Seriously - if you're in a good mood, don't bother reading this and ruining it. And if you're in an unhappy mood, don't read this to add to it. Really you should only read this if you feel like the day is already shot and what the heck or maybe if you're a bad person. Yeah, if you're a bad person who deserves to be brought down you should totally read this.
I know I've been a bit quiet recently. This is largely due to severe work stress / levels of busy-ness; in part due to even larger degrees of work stress / limited timeframes for my husband that I am trying to mitigate by making the rest of life run; and also in part having more stuff I don't want to talk about.
A few weeks ago I posted that I'd miscarried. It sucked and going for the D&C was scary (as my husband put it while we waited - they do a good job making this process as scary as possible) and just so weird. I was overwhelmed with emotions. But also working on repressing them - partially because I couldn't process them yet and partially because I'm not good with any public displays of that type of emotion.
I moved through the weeks following - repressing away, but I guess it was always close to the surface.
We went back to the OB for my post op follow up last week. She told us that there were some results in the pathology. I'd had a molar pregnancy (or actually a partial mole). * She explained a bit about this and I hit the computer with crazy research later, but basically it seems that two sperm fertilized the egg, but something went wrong. Instead of twins, a molar pregnancy developed. Either there was one twin which was overcome by the abnormal cells (a possibility that makes me sadder) or the fetus was never viable because of abnormalities. (I've read both options. I don't know if both are a possibility or if one of the sources was wrong.)
Well, at least we had a reason? Wasn't that what we wanted in the prior miscarriages? Something to point to and say - here it is. A secure knowledge that it wasn't because I hadn't started my prenatals earlier or because I'd gotten a bad sunburn at 6 weeks? And it wasn't something that was likely to recur, so that was good.
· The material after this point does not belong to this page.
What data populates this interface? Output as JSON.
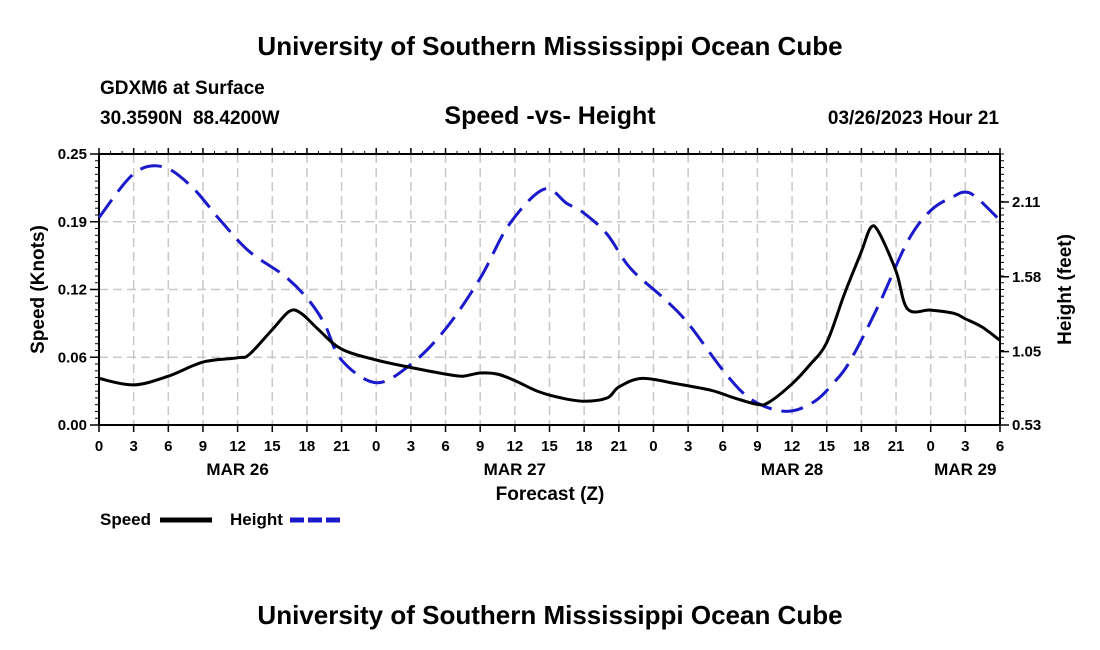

She went on to explain that a molar pregnancy puts me at a heightened risk for GTD (gestational tropoblastic disease - not sure if I spelled that right)*. Basically this means that though they "evacuated my uterus" the growth (the abnormal cells that were not a baby) could come back. And, if it did, it wouldn't necessarily be limited to my uterus (most reading I did suggested the lungs were a likely site).
The only way to test for GTD is by monitoring your hcg (pregnancy hormone) levels - which means you can't try to get pregnant for at least 6 months after they reach zero (as of last week they hadn't yet). This is done by a weekly blood test until you hit 0 and then a monthly blood test to make sure you're still at 0. (Is now a good time to mention how much I HATE having blood taken?)
Though it's probably not very likely, if the tests did come back positive, I think I'd have to have a CT scan to find the growths. They are generally benign, but treated with chemo. In 1% of cases they do turn out to be cancerous, but overall the prognosis is good.
Now I know all those things are worst case scenarios, but it's so hard for my head not to swim with all that. It's so much to take in.
Also, even though I'm not really consciously worried about cancer - or at least I'm telling myself not to be - the thought is lingering there. I start thinking about my Dad's cancer and how many people in his family had cancer. Then I pull myself back in and say - it's not a real possibility.
And.. I don't know... maybe I'm not actually even worried about that. Maybe it's easier to focus on that - on the big C which we all know is scary and horrible than all these other things I don't want to think about yet. Like tumors growing all over from GTD. Like all these blood tests when I can't even think about veins without feeling weak flutterings in my stomach. Blood tests when I was pregnant / trying to get pregnant all seemed doable because they were all for a good cause. But I sat in the lab last week waiting for the needle and got entirely focused on how much I HATED that. Didn't want to be here. Because it's NOT for a good cause. It's because of this bad thing that happened. And maybe that's really what I don't want to think about.
I'm leaving comments open this time because I need more information and am open to anything anyone knows on the subject. Also, I got the nicest email from a wonderful fellow blogger after my last post on this and realized I was probably dumb to close comments - even if I didn't want to talk about it.
*Note - I know I should post links to wikipedia here. Honestly at least part of what's held up this post is I'm feeling too tired (or emotionally tired) to go through getting together all the links I should have. So here it is without any supporting Google's revenue stream if you decide to do a search. Sorry.